I just read a report on TMZ that says swimmer Michael Phelps just sold his palatial Baltimore condo at a $440,000 loss.
According to the celebrity gossip website, the swimmer bought the 4,080-square-foot home for $1.69 million in 2007 – just as the real estate bubble was beginning to burst.
Last week Phelps sold the 3-bedroom , 3.5-bath condo for $1.25 million, after listing it earlier this year for $1.42 million.
At first blush, that seems like quite a loss, even for a high-profile athlete who’s expected to earn $100 million from endorsements over the course of his life.
The condominum is located in Fells Point, a trendy waterfront community known for its bars and nightlife, just east of Baltimore’s Inner Harbor.
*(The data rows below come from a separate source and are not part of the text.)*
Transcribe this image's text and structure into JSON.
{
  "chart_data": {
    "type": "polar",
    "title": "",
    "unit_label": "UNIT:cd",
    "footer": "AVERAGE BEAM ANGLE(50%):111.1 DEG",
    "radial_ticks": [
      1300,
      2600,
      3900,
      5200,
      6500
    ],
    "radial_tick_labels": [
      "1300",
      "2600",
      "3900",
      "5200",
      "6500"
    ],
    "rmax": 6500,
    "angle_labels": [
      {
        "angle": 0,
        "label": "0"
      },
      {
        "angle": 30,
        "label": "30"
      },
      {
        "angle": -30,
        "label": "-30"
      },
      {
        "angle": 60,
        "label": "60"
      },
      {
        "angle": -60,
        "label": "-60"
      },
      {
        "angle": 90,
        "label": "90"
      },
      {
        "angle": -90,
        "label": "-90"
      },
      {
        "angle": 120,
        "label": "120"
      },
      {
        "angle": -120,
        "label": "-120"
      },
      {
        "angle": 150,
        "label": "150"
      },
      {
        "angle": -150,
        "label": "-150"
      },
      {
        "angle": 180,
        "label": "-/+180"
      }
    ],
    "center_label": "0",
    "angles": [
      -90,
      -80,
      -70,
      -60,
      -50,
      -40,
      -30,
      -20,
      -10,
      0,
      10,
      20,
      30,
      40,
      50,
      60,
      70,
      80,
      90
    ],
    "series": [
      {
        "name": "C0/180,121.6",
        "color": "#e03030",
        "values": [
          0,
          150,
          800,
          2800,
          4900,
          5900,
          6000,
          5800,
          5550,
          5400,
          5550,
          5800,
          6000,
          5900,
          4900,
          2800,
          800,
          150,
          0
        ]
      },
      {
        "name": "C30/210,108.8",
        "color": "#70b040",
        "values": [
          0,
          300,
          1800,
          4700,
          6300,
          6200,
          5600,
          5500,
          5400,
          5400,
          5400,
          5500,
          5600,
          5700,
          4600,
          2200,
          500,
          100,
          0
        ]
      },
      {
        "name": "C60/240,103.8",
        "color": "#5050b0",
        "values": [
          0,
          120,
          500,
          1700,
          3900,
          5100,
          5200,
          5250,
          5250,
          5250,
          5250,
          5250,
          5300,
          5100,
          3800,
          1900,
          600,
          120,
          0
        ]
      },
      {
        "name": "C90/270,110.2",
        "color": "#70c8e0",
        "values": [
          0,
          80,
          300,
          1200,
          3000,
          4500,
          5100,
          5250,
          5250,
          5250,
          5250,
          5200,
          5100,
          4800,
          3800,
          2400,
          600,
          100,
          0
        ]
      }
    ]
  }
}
The 27-year-old swimmer lived there for the past five years, and it’s quite the bachelor pad with multiple levels, floor-to-ceiling windows, granite countertops, stainless steel appliances and a bathroom fit for, well, an Olympian.
No one seems to know why Phelps is selling – or where he’s going to live.
He’s said that London will be his last Olympics as a competitor, but there are reports that television networks are vying to sign him up as a sports announcer. (I’ve really got to stop spending so much time on TMZ)
In a recent interview on CNN’s Piers Morgan Tonight, Phelps was asked about a notorious photo that showed him smoking a pot pipe and nearly wrecked his endorsement career back in 2009.
"I'll make a million mistakes in my life but as long as I never make the same mistake again, then I've been able to learn and grow," Phelps told Morgan.
So after giving it some thought, I’m inclined to give the guy a pass on this one.
Taking a loss on any home doesn’t seem like a very big screw-up when prices are down an average of 35% from their peak in the summer of 2006.
He just got caught in an unprecedented real estate bubble and paid the price -- about 176,000 Subway sandwiches by my calculation.
Just chalk this up as a life lesson Phelps can easily afford.